1. Amount of capital gains arising on the transfer of land; or
2. Amount invested in the purchase/construction of a new residential house property (including the amount deposited in the Capital Gains Deposit Account Scheme)

Surana says: “The threshold limit of considering investment in a new house property would be restricted to Rs 10 crore for the purpose of claiming deduction under Section 54 of the Income Tax Act, 1961.”

Frequently Asked Questions

What is Section 54 in the Income Tax Act?

Section 54 of the Income Tax Act, 1961, allows individuals to claim tax exemption on long-term capital gains arising from the sale of residential house property by investing the gains in a new residential property within specified time limits.
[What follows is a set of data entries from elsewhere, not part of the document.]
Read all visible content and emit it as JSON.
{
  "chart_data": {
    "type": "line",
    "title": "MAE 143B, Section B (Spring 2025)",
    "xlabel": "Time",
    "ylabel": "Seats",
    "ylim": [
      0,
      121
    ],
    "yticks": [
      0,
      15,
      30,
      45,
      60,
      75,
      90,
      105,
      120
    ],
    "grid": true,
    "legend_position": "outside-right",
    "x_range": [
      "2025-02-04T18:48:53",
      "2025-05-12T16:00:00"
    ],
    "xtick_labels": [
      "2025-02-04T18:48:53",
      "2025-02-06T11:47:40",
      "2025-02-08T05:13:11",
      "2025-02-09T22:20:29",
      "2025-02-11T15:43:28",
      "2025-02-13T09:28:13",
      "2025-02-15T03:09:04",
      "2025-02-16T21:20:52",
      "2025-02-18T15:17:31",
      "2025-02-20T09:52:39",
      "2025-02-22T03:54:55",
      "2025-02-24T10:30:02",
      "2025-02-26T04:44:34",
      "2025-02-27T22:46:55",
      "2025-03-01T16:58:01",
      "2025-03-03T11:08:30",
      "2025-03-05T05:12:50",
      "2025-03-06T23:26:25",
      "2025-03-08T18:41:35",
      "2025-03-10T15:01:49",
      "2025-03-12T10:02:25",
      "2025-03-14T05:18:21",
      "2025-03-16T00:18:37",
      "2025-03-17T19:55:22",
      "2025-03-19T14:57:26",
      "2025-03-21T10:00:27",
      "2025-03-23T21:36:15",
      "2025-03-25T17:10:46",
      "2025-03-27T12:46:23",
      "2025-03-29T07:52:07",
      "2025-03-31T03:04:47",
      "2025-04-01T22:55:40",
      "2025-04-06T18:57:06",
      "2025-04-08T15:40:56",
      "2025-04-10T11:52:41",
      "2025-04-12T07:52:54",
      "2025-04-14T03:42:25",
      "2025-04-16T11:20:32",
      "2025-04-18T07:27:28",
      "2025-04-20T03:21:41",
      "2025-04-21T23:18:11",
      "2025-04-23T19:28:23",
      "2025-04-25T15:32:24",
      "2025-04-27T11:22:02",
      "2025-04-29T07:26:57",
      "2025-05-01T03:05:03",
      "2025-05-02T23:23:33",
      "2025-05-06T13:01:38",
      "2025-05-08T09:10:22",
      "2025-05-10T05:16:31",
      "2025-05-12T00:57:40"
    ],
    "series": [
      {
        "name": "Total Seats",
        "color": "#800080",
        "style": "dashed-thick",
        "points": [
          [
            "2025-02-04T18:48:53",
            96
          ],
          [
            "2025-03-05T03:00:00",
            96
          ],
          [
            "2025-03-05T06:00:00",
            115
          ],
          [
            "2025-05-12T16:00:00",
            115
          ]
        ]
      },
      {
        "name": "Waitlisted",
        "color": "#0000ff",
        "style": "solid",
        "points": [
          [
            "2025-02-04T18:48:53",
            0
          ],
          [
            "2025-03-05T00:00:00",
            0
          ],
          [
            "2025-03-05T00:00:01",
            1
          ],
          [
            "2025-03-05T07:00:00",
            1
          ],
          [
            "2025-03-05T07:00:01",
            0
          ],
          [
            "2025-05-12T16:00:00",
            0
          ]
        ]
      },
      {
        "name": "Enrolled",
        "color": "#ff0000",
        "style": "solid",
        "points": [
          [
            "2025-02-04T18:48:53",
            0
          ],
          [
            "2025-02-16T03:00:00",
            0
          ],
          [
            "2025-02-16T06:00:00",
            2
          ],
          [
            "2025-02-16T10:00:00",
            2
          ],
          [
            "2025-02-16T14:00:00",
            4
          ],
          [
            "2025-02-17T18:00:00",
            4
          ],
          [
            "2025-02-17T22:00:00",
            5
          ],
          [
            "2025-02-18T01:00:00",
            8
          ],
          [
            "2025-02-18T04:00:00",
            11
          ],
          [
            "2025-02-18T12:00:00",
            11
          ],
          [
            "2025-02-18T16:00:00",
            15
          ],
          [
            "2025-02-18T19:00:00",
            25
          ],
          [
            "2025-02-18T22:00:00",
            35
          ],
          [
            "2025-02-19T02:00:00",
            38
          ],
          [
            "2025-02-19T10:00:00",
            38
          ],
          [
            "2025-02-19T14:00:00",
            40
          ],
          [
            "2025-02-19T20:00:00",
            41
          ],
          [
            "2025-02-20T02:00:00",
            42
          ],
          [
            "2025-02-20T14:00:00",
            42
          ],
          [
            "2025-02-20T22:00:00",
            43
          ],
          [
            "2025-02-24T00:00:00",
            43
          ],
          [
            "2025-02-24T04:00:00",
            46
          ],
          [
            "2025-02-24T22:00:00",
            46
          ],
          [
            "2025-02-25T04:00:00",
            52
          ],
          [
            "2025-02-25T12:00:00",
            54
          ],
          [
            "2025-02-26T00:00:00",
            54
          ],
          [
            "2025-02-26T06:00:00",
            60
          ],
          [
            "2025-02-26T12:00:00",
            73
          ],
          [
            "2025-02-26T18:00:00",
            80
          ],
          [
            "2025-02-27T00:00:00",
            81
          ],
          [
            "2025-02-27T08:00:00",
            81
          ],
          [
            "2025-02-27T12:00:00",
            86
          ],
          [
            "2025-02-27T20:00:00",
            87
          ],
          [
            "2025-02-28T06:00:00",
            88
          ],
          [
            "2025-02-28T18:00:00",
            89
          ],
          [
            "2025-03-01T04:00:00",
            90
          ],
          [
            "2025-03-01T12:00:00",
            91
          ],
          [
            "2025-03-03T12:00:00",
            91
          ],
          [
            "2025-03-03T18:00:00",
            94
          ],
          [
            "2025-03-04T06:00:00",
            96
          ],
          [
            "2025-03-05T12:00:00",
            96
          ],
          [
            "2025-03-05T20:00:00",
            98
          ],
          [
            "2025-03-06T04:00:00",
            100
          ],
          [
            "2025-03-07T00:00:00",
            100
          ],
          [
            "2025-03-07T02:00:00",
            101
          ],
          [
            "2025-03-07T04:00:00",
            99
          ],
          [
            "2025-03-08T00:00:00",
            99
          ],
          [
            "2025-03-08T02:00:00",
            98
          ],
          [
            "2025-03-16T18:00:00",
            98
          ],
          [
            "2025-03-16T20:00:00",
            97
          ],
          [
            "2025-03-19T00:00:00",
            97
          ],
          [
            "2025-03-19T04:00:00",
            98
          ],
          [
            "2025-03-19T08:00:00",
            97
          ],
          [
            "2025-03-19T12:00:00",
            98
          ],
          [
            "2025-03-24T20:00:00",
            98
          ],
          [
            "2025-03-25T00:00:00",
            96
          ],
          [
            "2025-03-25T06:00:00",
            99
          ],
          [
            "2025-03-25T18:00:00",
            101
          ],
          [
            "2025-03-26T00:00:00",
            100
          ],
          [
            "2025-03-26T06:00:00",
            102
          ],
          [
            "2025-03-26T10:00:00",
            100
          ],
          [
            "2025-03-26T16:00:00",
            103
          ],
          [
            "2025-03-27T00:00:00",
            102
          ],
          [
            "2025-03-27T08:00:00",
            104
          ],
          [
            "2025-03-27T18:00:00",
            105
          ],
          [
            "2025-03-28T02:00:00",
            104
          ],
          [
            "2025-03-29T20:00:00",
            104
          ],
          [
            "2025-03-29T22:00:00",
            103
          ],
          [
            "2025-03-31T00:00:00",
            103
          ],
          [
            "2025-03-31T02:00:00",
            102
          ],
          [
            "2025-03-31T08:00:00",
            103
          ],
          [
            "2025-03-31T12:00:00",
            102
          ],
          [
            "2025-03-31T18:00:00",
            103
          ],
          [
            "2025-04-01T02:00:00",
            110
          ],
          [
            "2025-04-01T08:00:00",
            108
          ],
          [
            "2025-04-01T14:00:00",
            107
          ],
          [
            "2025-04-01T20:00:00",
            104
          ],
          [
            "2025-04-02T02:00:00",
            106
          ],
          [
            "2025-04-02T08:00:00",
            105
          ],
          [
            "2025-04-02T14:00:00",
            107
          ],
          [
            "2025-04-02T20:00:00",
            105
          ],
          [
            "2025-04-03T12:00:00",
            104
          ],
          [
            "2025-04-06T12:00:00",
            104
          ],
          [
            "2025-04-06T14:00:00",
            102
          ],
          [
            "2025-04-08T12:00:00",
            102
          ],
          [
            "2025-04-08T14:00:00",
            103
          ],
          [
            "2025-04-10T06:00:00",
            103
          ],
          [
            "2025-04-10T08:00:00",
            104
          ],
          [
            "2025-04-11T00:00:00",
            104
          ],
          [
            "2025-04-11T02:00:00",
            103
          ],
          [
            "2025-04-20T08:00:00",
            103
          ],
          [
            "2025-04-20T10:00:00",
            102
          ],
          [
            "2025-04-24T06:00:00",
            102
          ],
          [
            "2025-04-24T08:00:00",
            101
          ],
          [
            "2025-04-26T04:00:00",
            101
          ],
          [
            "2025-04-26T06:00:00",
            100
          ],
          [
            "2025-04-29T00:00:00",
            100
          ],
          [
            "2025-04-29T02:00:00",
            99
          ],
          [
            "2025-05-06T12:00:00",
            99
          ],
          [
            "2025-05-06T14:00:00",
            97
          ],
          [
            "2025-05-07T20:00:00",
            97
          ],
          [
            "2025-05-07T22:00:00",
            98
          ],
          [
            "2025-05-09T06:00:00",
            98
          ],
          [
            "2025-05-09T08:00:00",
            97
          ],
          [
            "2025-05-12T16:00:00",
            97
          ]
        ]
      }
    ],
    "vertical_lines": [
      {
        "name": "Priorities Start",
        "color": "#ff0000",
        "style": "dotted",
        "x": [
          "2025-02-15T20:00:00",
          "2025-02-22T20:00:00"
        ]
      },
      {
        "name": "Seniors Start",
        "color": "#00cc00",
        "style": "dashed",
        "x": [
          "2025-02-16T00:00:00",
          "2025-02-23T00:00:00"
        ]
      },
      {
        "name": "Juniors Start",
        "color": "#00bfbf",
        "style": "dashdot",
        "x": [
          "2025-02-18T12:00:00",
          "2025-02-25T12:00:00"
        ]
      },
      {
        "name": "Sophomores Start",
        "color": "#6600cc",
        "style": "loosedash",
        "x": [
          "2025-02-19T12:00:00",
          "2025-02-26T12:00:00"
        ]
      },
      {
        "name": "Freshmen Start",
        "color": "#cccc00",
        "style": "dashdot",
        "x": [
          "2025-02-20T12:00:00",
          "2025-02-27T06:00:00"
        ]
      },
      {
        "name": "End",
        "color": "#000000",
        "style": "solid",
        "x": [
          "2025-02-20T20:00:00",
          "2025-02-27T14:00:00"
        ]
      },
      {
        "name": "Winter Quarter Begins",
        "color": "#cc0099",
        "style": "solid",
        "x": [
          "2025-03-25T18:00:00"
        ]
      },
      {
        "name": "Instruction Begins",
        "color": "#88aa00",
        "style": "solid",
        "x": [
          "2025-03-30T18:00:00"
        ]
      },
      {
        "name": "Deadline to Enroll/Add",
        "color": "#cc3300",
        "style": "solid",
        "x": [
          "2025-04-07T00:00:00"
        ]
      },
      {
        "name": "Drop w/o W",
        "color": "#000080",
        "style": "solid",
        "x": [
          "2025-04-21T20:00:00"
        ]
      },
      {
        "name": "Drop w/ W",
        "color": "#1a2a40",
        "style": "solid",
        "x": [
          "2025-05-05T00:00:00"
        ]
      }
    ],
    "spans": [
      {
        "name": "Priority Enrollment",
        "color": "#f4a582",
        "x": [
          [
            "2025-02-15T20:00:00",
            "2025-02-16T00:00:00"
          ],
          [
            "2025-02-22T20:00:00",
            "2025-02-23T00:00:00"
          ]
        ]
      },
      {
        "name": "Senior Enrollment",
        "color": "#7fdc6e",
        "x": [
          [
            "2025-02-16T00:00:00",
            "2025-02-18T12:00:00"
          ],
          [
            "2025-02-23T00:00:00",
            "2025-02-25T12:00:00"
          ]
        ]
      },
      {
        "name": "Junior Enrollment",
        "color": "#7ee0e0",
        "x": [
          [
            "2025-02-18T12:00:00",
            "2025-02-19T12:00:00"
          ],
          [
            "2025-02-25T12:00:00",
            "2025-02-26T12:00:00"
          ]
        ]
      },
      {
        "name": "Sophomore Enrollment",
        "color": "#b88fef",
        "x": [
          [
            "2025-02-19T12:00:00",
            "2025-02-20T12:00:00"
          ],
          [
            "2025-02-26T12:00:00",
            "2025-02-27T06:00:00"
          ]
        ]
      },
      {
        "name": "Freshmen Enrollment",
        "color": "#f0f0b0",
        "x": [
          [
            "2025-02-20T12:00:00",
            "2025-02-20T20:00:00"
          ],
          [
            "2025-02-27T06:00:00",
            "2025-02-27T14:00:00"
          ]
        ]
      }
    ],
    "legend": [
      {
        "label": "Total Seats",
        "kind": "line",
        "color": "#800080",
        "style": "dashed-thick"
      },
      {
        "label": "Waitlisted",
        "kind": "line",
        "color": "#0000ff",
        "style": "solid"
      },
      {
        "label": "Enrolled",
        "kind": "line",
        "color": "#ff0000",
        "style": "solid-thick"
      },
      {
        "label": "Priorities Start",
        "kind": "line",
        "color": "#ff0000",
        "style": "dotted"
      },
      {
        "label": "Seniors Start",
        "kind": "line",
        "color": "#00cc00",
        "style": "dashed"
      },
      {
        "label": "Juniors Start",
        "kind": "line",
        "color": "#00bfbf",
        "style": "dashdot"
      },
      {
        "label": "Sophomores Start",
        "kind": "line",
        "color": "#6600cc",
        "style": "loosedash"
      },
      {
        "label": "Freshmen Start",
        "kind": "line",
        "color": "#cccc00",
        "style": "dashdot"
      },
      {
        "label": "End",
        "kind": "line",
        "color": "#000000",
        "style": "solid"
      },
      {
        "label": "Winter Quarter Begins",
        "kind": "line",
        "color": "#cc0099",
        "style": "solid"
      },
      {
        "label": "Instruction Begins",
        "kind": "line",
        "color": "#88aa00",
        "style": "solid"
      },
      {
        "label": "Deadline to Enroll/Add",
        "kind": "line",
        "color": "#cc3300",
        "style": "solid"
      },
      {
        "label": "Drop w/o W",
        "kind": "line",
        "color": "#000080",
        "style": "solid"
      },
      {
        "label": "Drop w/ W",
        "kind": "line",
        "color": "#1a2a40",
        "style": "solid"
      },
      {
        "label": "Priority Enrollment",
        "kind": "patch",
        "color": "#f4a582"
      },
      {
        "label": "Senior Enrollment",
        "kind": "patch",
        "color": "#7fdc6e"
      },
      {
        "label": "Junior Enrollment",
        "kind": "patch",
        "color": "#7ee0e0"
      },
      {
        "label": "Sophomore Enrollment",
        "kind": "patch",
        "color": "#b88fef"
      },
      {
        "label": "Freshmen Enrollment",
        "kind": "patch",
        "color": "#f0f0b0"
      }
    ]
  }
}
How long do I have to purchase a new property to claim Section 54 benefits?

You must purchase the new property within 2 years after the date of transfer of the old property or construct it within 3 years from the date of transfer to claim Section 54 benefits.

Can I claim Section 54 benefits if I buy two properties?

Yes, you can claim Section 54 benefits for two properties if the long-term capital gains are up to Rs 2 crore, but this is a one-time benefit.

What is the lock-in period for the new property purchased under Section 54?

The new property must be held for at least 3 years from the date of acquisition or completion of construction to avoid the withdrawal of the tax exemption.

What happens if I sell the new property within 3 years?

If you sell the new property within 3 years from the date of acquisition or completion of construction, the tax exemption granted under Section 54 will be withdrawn, and the cost of acquisition of the new asset will be reduced from the exempted capital gains.